Ordering a beer at your friendly neighborhood bar these days can feel a bit like walking into a bookstore in another country—there’s a whole lot of options, but it all feels a bit foreign. We’ve gone from having just 89 beer breweries in the United States in 1978 to over 5,300 today—a staggering 5856% leap in just four decades.
I’m certainly not one to complain about lots of options when it comes to beer. In fact, I’ll wear the mantle of “Beer Snob” with pride. But like many people, I don’t actually know much about beer— just that the stuff the microbreweries are making tastes a thousand times better than the yellow swill churned out by the big players in today’s beer game.
I have no idea what I’m ordering many times. If a bar doesn’t carry one of my favorites (what up Sixpoint and Sweetwater), I’ll pick based on whichever brew has the most clever name.
Or whichever beer has the coolest tap handle.
With over 5,000 craft breweries scattered across the country, each making a wide range of beers for all sorts of preferences, beer tap handles are experiencing their own sort of renaissance. Tap handles give breweries a chance to stand out and be noticed. But designing these handles is no easy task.

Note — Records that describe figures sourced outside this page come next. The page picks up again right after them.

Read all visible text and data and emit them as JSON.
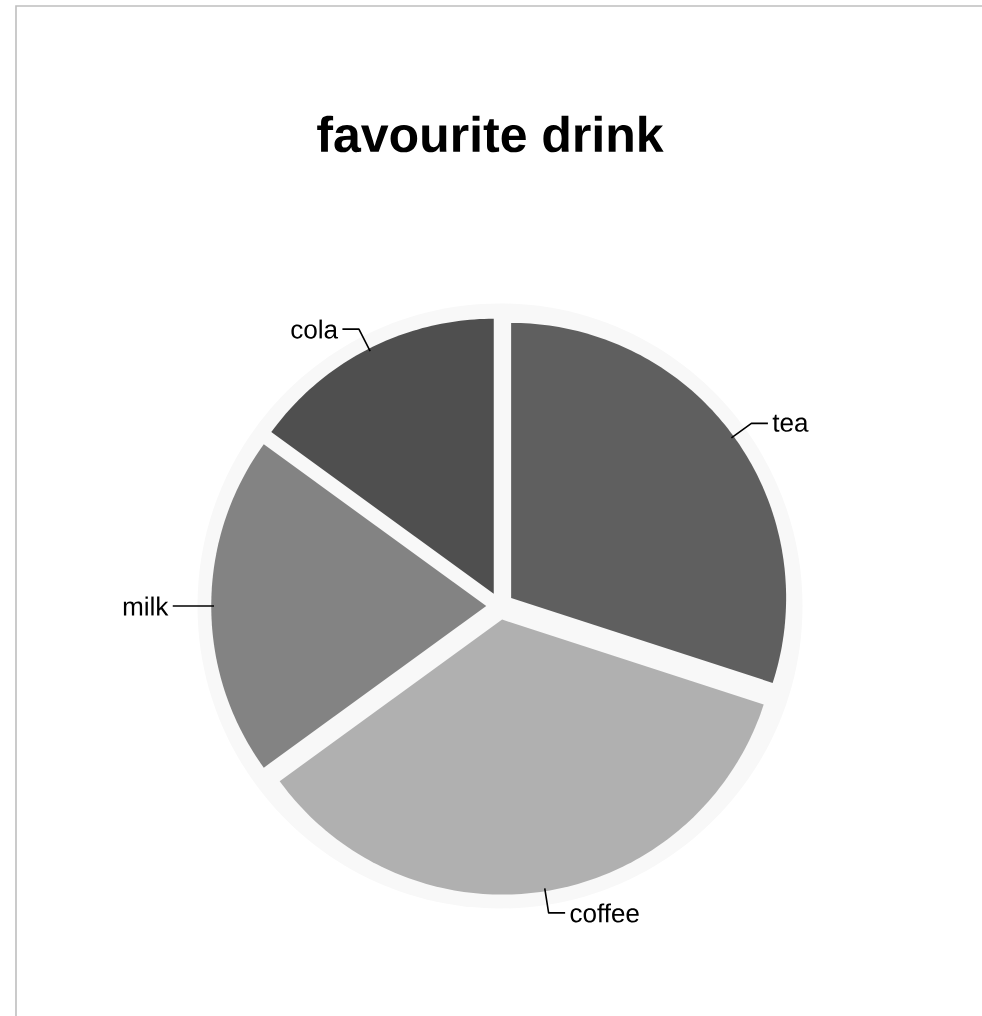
{
  "chart_data": {
    "type": "pie",
    "title": "favourite drink",
    "categories": [
      "tea",
      "coffee",
      "milk",
      "cola"
    ],
    "values": [
      30,
      35,
      20,
      15
    ],
    "colors": [
      "#5f5f5f",
      "#b0b0b0",
      "#838383",
      "#4f4f4f"
    ]
  }
}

For one, tap handles have to communicate an insane amount of information in a very limited space—a space crowded with others trying to stand above the noise, too. A good tap handle will not only tell you what brewery a beer comes from, but it will also tell you about the type of beer it is, hint at the flavor, and tell you something about the brand of that particular brewery. It needs to be immediately recognizable, yet unique and original enough to stand out at a crowded bar.
How does one even begin to design under those constraints?
To answer that question, I turned to Anthony Garzzona—Senior Designer at Taphandles, a Seattle-based firm that designs and produces tap handles, LED signs, and other creative products for microbreweries, distilleries, cideries, and wineries across the country.
Designing custom beer tap handles is certainly the type of job that turns heads during a conversation. Garzzona studied industrial design in school, and after a brief stint designing shoes for a major brand, decided to interview at Taphandles.
“It was one of the most interesting interviews I’ve ever had,” says Garzzona. “It involved showing my portfolio on top of a wooden beer barrel followed by a ping-pong game with my future manager.”
Going from shoes to handles feels, on the surface at least, like a bit of a leap. But industrial design encompasses a huge range of mediums and fields, and there’s more crossover between the two than you might initially realize.
“Even though they’re seemingly separate things, there’s still plenty of crossover,” says Garzzona. “The form language that you get with a shoe and a handle is similar. Say you’re designing a sweet Nike shoe or a sexy stiletto—the sleek form you have there is going to be really similar to what you might put into a handle for a brewery that is looking for a premium aesthetic.”